American Politics In Microcosm

Written by David Frum on Saturday June 3, 2006

You can see America's political future taking shape in two congressional races, one on the Pacific Coast, one on the Atlantic.

On Tuesday, voters in California's 50th congressional district will choose a new congressman to replace Representative Duke Cunningham, who resigned after pleading guilty to bribery charges. Cunningham's district stretches over some of the most affluent neighbourhoods of San Diego, America's seventh largest city: La Jolla, Escondido, and Rancho Santa Fe. Miramar Marine Corps Air Station is also located there. This is George W. Bush country, with 15% more registered Republicans than registered Democrats.

But even there, President Bush is not as popular as he used to be--and Cunningham's disgrace has contaminated the Republican brand. San Diego suffers some of the highest gasoline prices in the nation--as much as US$3.43 per gallon in mid-May. And with the southern boundary of the district only 25 miles from the Mexican border, the 50th has been deeply affected by the surge in illegal immigration of the past six years: It's estimated that some four million illegal aliens have taken residence in the United States since Bush entered the presidency.

Tuesday's special election will be hotly contested, between veteran Republican Brian Bilbray (who served three terms in Congress in the 1990s) and Democrat Francine Busby.

Busby has ran a slashing campaign, backed by the national Democratic party, blaming Bilbray for the deaths of 80 users of ephedra because the supplement's manufacturer donated funds to Bilbray's congressional campaigns.

Bilbray has also come under fire from the national Republican party. Senator John McCain abrupty cancelled a fundraiser with the candidate last week because Bilbray opposes the administration-backed McCain-Kennedy immigration bill, which would legalize many illegals and dramatically increase immigration limits over the coming decade.

A Busby win would be a huge triumph for Democrats--and probably presage a Democratic takeover of the House in November. A Bilbray win would suggest that the Republicans retain much deeper strength in the country than the polls indicate. It would also warn that the immigration issue has power--and that the President and John McCain have positioned themselves on the wrong side.
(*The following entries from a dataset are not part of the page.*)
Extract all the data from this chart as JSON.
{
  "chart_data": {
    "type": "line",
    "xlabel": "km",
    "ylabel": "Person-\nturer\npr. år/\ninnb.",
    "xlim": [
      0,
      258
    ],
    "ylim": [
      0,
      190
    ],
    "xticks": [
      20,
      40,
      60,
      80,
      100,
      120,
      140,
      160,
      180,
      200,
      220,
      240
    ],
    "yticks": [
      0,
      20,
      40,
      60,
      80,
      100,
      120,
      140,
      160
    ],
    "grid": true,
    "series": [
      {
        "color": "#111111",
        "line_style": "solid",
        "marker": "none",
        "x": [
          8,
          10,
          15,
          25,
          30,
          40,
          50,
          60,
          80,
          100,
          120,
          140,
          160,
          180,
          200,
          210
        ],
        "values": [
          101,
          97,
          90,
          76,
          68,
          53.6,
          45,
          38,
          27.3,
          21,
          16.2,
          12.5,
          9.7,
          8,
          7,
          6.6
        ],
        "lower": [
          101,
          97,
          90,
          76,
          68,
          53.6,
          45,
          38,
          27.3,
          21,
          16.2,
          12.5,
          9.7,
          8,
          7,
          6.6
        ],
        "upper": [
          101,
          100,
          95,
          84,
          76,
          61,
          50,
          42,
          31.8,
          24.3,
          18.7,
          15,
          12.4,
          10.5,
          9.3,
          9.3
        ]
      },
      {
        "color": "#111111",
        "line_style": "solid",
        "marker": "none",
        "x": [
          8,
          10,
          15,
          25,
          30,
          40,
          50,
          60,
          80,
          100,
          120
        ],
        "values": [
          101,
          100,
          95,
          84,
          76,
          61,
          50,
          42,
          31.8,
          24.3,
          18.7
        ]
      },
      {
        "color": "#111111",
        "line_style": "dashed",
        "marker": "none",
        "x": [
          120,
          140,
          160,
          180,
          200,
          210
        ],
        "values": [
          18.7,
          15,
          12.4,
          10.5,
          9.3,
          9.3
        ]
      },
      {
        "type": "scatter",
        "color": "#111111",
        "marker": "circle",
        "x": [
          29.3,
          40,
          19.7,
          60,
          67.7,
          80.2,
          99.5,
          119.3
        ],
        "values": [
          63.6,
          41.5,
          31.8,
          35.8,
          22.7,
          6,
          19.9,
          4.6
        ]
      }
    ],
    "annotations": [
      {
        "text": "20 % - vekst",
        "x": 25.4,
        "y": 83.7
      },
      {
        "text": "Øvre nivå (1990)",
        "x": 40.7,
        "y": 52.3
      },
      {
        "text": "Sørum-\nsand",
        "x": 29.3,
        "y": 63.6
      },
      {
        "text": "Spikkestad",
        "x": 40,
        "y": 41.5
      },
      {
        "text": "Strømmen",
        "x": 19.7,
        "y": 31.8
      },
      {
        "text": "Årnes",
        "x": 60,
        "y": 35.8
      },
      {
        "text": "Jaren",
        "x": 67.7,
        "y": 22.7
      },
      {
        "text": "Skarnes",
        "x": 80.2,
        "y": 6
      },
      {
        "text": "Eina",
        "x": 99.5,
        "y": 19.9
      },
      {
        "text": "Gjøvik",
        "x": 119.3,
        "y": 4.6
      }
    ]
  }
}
We'll know the answer soon. But we'll have to wait a little longer to hear from the Democrats of Connecticut, who vote Aug. 8 in a primary to choose their candidate for the U.S. Senate: incumbent Joe Lieberman or challenger Ned Lamont.

The Lieberman-Lamont race is often described as one between a "moderate" or "centrist" against a "leftist" or "liberal." But that's not quite right. On the bread-and-butter issues that have traditionally defined liberalism, Lieberman and Lamont take indistinguishable positions, just very slightly to the left of centre. (Indeed, the health care plan that Gore and Lieberman offered in 2000 was more a traditional liberal big government plan that the 2004 Kerry plan now endorsed by Lamont.)

Where Lamont veers to Lieberman's left is on the cultural, civil liberties and foreign-affairs issues that excite upmarket Democrats. Lamont favors immediate withdrawal from Iraq, curtailment of anti-terrorist surveillance, absolute support for abortion rights, stem-cell research, and same-sex marriage as a fundamental human liberty.

This is the liberalism of Hollywood and Harvard. And why should this surprise? That's Lamont's world. His great-grandfather, Thomas Lamont, was chairman of the Morgan bank, as was his grandfather, the second Thomas Lamont. (The undergraduate library at Harvard is named after his family.) Ned Lamont had a successful career of his own and now estimates his earned and inherited fortune as between $90-million and $300-million. Lieberman's father, by contrast, was raised in an orphanage and drove a bakery truck, until he saved enough money to start his own small liquor store.

Over the past three decades, the two parties, Republican and Democrat, have traded voters. The white working class has ended up in the Republican party; the highly educated and the wealthy, with the Democrats. The Lieberman-Lamont race takes this trend to dazzling new extremes. If Lamont were to win his race, he would become the fourth richest man in the U.S. Senate--after John Kerry (D. Mass.), Jay Rockefeller (D., W.Va.), and Herbert Kohl (D. Wisc.), and just ahead of Diane Feinstein (D., Cal.).

Not that there's anything wrong with that! But it does leave you wondering: How much room is there in American politics for a party that has no room for a Joe Lieberman and those who share his principles, his beliefs, and his life story?